Bryan Olin Dozier/NurPhoto via AP

Wall Boulevard Journal reporter Evan Gershkovich wrote his first article for the newspaper on Thursday due to the fact his release from Russian captivity in August.

withIn the article, titled, “Monitoring Putin’s Most Feared Secret Company—From Inside a Russian Jail and Past,” Gershkovich recalled his experience being traded as part of a Russia-United States prisoner swap this year, and named the person allegedly chargeable for his detainment.

“After I was arrested through Russia’s safety forces in 2023—the first foreign correspondent charged with espionage since the Cold War—I never stopped reporting,” wrote Gershkovich. “On my release I got down to determine the person who had taken me, and to research more about the spy unit that had conducted his orders.”

He endured, “Together, now we have identified the person in the back of the curtain as Lt. Gen. Dmitry Minaev and can now divulge a trove of recent details in regards to the unit that he runs: the Department for Counterintelligence Operations. Referred to as DKRO, it is at the very core of Putin’s opaque wartime regime.”

Gershkovich and his co-authors Drew Hinshaw, Joe Parkinson, and Thomas Grove accused “the goateed Lt.
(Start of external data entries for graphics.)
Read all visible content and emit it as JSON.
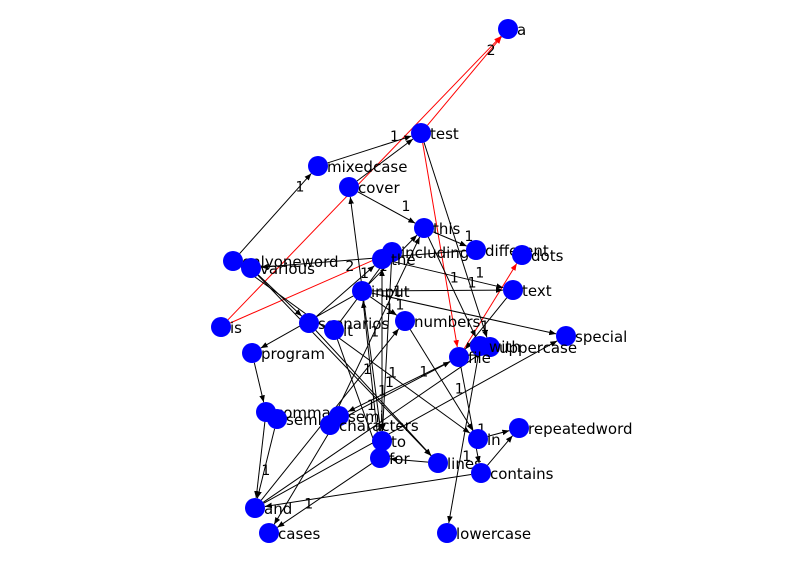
{
  "graph": {
    "colors": {
      "node": "#0000ff",
      "edge": "#000000",
      "highlight_edge": "#ff0000",
      "background": "#ffffff"
    },
    "nodes": [
      {
        "id": "a",
        "label": "a"
      },
      {
        "id": "test",
        "label": "test"
      },
      {
        "id": "mixedcase",
        "label": "mixedcase"
      },
      {
        "id": "cover",
        "label": "cover"
      },
      {
        "id": "this",
        "label": "this"
      },
      {
        "id": "onlyoneword",
        "label": "onlyoneword"
      },
      {
        "id": "various",
        "label": "various"
      },
      {
        "id": "including",
        "label": "including"
      },
      {
        "id": "different",
        "label": "different"
      },
      {
        "id": "dots",
        "label": "dots"
      },
      {
        "id": "the",
        "label": "the"
      },
      {
        "id": "input",
        "label": "input"
      },
      {
        "id": "text",
        "label": "text"
      },
      {
        "id": "is",
        "label": "is"
      },
      {
        "id": "scenarios",
        "label": "scenarios"
      },
      {
        "id": "it",
        "label": "it"
      },
      {
        "id": "numbers",
        "label": "numbers"
      },
      {
        "id": "special",
        "label": "special"
      },
      {
        "id": "uppercase",
        "label": "uppercase"
      },
      {
        "id": "with",
        "label": "with"
      },
      {
        "id": "file",
        "label": "file"
      },
      {
        "id": "program",
        "label": "program"
      },
      {
        "id": "commas",
        "label": "comma"
      },
      {
        "id": "semicolons",
        "label": "semi"
      },
      {
        "id": "semi",
        "label": "semi"
      },
      {
        "id": "characters",
        "label": "characters"
      },
      {
        "id": "repeatedword",
        "label": "repeatedword"
      },
      {
        "id": "to",
        "label": "to"
      },
      {
        "id": "in",
        "label": "in"
      },
      {
        "id": "for",
        "label": "for"
      },
      {
        "id": "lines",
        "label": "lines"
      },
      {
        "id": "contains",
        "label": "contains"
      },
      {
        "id": "and",
        "label": "and"
      },
      {
        "id": "cases",
        "label": "cases"
      },
      {
        "id": "lowercase",
        "label": "lowercase"
      }
    ],
    "edges": [
      {
        "from": "test",
        "to": "a",
        "weight": "2",
        "highlight": true
      },
      {
        "from": "is",
        "to": "a",
        "weight": "",
        "highlight": true
      },
      {
        "from": "test",
        "to": "file",
        "weight": "1",
        "highlight": true
      },
      {
        "from": "is",
        "to": "including",
        "weight": "2",
        "highlight": true
      },
      {
        "from": "file",
        "to": "dots",
        "weight": "",
        "highlight": true
      },
      {
        "from": "mixedcase",
        "to": "test",
        "weight": "1",
        "highlight": false
      },
      {
        "from": "onlyoneword",
        "to": "mixedcase",
        "weight": "1",
        "highlight": false
      },
      {
        "from": "cover",
        "to": "test",
        "weight": "",
        "highlight": false
      },
      {
        "from": "cover",
        "to": "this",
        "weight": "1",
        "highlight": false
      },
      {
        "from": "test",
        "to": "uppercase",
        "weight": "",
        "highlight": false
      },
      {
        "from": "this",
        "to": "different",
        "weight": "1",
        "highlight": false
      },
      {
        "from": "this",
        "to": "with",
        "weight": "",
        "highlight": false
      },
      {
        "from": "input",
        "to": "text",
        "weight": "1",
        "highlight": false
      },
      {
        "from": "input",
        "to": "numbers",
        "weight": "1",
        "highlight": false
      },
      {
        "from": "input",
        "to": "program",
        "weight": "",
        "highlight": false
      },
      {
        "from": "input",
        "to": "special",
        "weight": "",
        "highlight": false
      },
      {
        "from": "onlyoneword",
        "to": "in",
        "weight": "",
        "highlight": false
      },
      {
        "from": "various",
        "to": "lines",
        "weight": "",
        "highlight": false
      },
      {
        "from": "scenarios",
        "to": "the",
        "weight": "1",
        "highlight": false
      },
      {
        "from": "the",
        "to": "text",
        "weight": "1",
        "highlight": false
      },
      {
        "from": "it",
        "to": "including",
        "weight": "1",
        "highlight": false
      },
      {
        "from": "it",
        "to": "for",
        "weight": "1",
        "highlight": false
      },
      {
        "from": "to",
        "to": "the",
        "weight": "1",
        "highlight": false
      },
      {
        "from": "for",
        "to": "input",
        "weight": "1",
        "highlight": false
      },
      {
        "from": "characters",
        "to": "this",
        "weight": "1",
        "highlight": false
      },
      {
        "from": "characters",
        "to": "file",
        "weight": "1",
        "highlight": false
      },
      {
        "from": "and",
        "to": "numbers",
        "weight": "1",
        "highlight": false
      },
      {
        "from": "and",
        "to": "special",
        "weight": "",
        "highlight": false
      },
      {
        "from": "and",
        "to": "uppercase",
        "weight": "",
        "highlight": false
      },
      {
        "from": "commas",
        "to": "and",
        "weight": "1",
        "highlight": false
      },
      {
        "from": "semi",
        "to": "and",
        "weight": "",
        "highlight": false
      },
      {
        "from": "program",
        "to": "commas",
        "weight": "",
        "highlight": false
      },
      {
        "from": "to",
        "to": "cover",
        "weight": "",
        "highlight": false
      },
      {
        "from": "for",
        "to": "cases",
        "weight": "1",
        "highlight": false
      },
      {
        "from": "numbers",
        "to": "in",
        "weight": "1",
        "highlight": false
      },
      {
        "from": "in",
        "to": "repeatedword",
        "weight": "",
        "highlight": false
      },
      {
        "from": "contains",
        "to": "repeatedword",
        "weight": "",
        "highlight": false
      },
      {
        "from": "with",
        "to": "lowercase",
        "weight": "1",
        "highlight": false
      },
      {
        "from": "lines",
        "to": "for",
        "weight": "",
        "highlight": false
      },
      {
        "from": "file",
        "to": "contains",
        "weight": "1",
        "highlight": false
      },
      {
        "from": "the",
        "to": "to",
        "weight": "1",
        "highlight": false
      },
      {
        "from": "scenarios",
        "to": "lines",
        "weight": "",
        "highlight": false
      },
      {
        "from": "including",
        "to": "to",
        "weight": "1",
        "highlight": false
      },
      {
        "from": "various",
        "to": "scenarios",
        "weight": "",
        "highlight": false
      },
      {
        "from": "different",
        "to": "various",
        "weight": "",
        "highlight": false
      },
      {
        "from": "contains",
        "to": "and",
        "weight": "",
        "highlight": false
      },
      {
        "from": "file",
        "to": "semicolons",
        "weight": "1",
        "highlight": false
      },
      {
        "from": "semicolons",
        "to": "cases",
        "weight": "",
        "highlight": false
      },
      {
        "from": "text",
        "to": "file",
        "weight": "1",
        "highlight": false
      },
      {
        "from": "input",
        "to": "this",
        "weight": "",
        "highlight": false
      }
    ]
  }
}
Gen Minaev” of having “a fingers-on role in choosing which Americans to arrest, and which Russians to trade them for.”

Throughout the prisoner swap, Gershkovich wrote, Minaev locked eyes with him and “stated nothing, staring in silence for nearly a minute,” leaving the Wall Boulevard Journal reporter to “wonder about this man on the helm of the alternate, who appeared to grasp my fate in his hands.”

The article was Gershkovich’s first for the Wall Side road Journal considering the fact that his March 29, 2023 piece titled, “Russia’s Economy Is Beginning to Come Undone.” Gershkovich was once detained via the Federal Security Carrier (FSB) that very same day.

Consistent with Gershkovich, he and U.S. Marine Paul Whelan have been used as “exchange bait” within the August 1, 2024 prisoner trade to steady the discharge of Russian hitman Vadim Krasikov.

Gershkovich spent simply over a 12 months and four months in captivity after he was once arrested on expenses of espionage and sentenced to sixteen years in jail.